Cast: 2 women, male and female voice, eventually another woman


A short play the size of a one-act is set in an old, neglected graveyard. Věrka has escaped here because she „has broken everything“ bringing with her pills she intends to swallow. Here she meets Mirka who has come to scythe the grass. Věrka drugged by the pills, on seeing Mirka in black and with a scythe is scared and falls down scratching her knee on an edge of a grave. Mirka invites her to her place to clean the wound. She lives in a former charnel house that she was „given“ and where she built a humble dwelling. She makes Věrka a cup of tea. During a rather ordinary conversation both women get to know each other revealing their inner world. Both are lonely, excluded. Věrka suffers from a feeling of guilt – the reason why she punishes herself, while Mirka often does not eat for years hoping that someone will feel sorry for her. Both, however, try to bear their fate bravely.

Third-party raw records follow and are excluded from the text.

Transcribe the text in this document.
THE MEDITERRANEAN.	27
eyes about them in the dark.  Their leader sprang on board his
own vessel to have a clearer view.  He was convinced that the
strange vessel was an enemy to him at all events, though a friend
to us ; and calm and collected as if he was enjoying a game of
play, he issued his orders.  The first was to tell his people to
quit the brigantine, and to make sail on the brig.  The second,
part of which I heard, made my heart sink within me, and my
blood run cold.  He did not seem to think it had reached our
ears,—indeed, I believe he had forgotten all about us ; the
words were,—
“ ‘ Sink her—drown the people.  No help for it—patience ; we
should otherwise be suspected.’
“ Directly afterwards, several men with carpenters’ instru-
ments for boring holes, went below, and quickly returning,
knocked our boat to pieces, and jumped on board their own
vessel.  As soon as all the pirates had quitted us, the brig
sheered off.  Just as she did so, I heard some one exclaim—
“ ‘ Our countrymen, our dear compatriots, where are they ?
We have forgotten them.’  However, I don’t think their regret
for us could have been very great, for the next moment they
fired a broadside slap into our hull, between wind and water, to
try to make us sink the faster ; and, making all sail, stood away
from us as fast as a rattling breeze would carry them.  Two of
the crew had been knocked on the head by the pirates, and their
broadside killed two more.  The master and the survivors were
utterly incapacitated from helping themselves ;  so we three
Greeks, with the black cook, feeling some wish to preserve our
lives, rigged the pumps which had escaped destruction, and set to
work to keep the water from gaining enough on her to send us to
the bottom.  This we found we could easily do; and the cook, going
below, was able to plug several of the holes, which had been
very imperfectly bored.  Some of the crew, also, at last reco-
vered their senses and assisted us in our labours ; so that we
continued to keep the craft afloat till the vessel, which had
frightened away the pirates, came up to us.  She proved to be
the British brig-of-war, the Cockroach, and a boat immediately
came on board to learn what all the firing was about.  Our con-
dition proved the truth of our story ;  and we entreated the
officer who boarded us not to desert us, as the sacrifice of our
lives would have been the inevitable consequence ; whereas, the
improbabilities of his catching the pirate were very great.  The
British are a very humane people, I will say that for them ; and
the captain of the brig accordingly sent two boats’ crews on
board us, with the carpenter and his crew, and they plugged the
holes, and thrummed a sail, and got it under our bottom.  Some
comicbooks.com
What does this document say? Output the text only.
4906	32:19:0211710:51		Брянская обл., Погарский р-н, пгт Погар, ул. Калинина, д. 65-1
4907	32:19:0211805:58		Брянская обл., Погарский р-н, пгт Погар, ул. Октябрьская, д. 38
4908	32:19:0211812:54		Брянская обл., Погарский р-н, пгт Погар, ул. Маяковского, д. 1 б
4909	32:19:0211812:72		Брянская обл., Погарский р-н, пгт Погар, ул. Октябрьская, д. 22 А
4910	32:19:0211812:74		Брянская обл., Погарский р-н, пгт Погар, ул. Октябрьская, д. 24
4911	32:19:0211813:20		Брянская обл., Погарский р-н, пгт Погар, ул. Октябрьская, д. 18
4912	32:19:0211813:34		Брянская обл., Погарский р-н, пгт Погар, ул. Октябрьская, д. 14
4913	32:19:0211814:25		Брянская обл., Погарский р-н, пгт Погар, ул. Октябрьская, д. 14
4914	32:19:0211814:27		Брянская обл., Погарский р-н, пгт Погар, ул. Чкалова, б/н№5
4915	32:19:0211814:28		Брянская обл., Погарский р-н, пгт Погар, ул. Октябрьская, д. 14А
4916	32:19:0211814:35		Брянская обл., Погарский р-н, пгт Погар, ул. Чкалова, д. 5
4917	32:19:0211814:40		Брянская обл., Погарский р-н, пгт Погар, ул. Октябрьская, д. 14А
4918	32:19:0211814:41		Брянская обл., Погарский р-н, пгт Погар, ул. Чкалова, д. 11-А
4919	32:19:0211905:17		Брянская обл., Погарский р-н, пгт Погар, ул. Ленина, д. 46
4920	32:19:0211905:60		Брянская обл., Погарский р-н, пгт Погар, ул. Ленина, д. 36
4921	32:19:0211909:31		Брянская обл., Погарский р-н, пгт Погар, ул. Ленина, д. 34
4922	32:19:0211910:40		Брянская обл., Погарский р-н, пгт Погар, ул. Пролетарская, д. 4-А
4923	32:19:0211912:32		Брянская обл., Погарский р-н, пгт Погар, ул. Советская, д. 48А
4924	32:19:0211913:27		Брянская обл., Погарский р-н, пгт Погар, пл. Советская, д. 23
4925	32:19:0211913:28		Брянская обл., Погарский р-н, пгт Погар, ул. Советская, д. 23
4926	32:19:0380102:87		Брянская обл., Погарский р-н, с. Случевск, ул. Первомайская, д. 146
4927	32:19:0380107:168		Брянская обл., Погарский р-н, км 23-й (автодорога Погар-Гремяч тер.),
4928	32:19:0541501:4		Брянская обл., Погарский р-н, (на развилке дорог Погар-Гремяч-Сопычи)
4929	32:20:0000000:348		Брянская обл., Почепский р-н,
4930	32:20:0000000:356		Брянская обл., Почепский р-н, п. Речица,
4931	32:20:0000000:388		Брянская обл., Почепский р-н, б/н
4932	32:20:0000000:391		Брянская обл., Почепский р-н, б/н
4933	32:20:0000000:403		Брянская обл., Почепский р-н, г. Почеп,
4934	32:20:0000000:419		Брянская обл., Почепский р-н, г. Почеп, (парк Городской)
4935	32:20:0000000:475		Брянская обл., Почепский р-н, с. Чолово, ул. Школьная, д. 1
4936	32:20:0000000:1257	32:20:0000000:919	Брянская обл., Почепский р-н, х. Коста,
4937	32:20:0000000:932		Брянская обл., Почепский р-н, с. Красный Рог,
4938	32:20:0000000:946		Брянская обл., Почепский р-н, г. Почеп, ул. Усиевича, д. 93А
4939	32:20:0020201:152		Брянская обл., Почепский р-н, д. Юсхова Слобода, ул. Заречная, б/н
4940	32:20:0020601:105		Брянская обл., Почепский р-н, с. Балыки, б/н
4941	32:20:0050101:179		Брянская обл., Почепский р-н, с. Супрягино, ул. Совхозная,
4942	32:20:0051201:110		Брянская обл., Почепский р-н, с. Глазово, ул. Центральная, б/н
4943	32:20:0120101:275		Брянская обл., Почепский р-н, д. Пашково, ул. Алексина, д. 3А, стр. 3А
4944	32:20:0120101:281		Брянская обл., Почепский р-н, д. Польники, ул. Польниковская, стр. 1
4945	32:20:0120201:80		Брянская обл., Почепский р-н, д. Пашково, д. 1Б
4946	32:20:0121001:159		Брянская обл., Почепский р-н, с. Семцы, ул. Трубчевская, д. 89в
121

Each of them has something that gives them strength: Věrka has a cassette-player with a Polish recording of religious songs; Mirka has a wardrobe full of hand-made evening gowns. Gradually they decide to die together, put on Mirka’s dresses, and get into a deep grave they have decorated with a statue of Virgin Mary that somebody had dumped out. They lie down listening to the music from Věrka’s recording and sing… The play is outstanding with its unusual fragility and simplicity. The dialogue is written in short simple replies that have their distinctive poetics with traces of black humour. The repeated motives put together an extraordinary mosaic of two female lives that are sad and yet full of hope.


  The play is available also in English and Polish translation.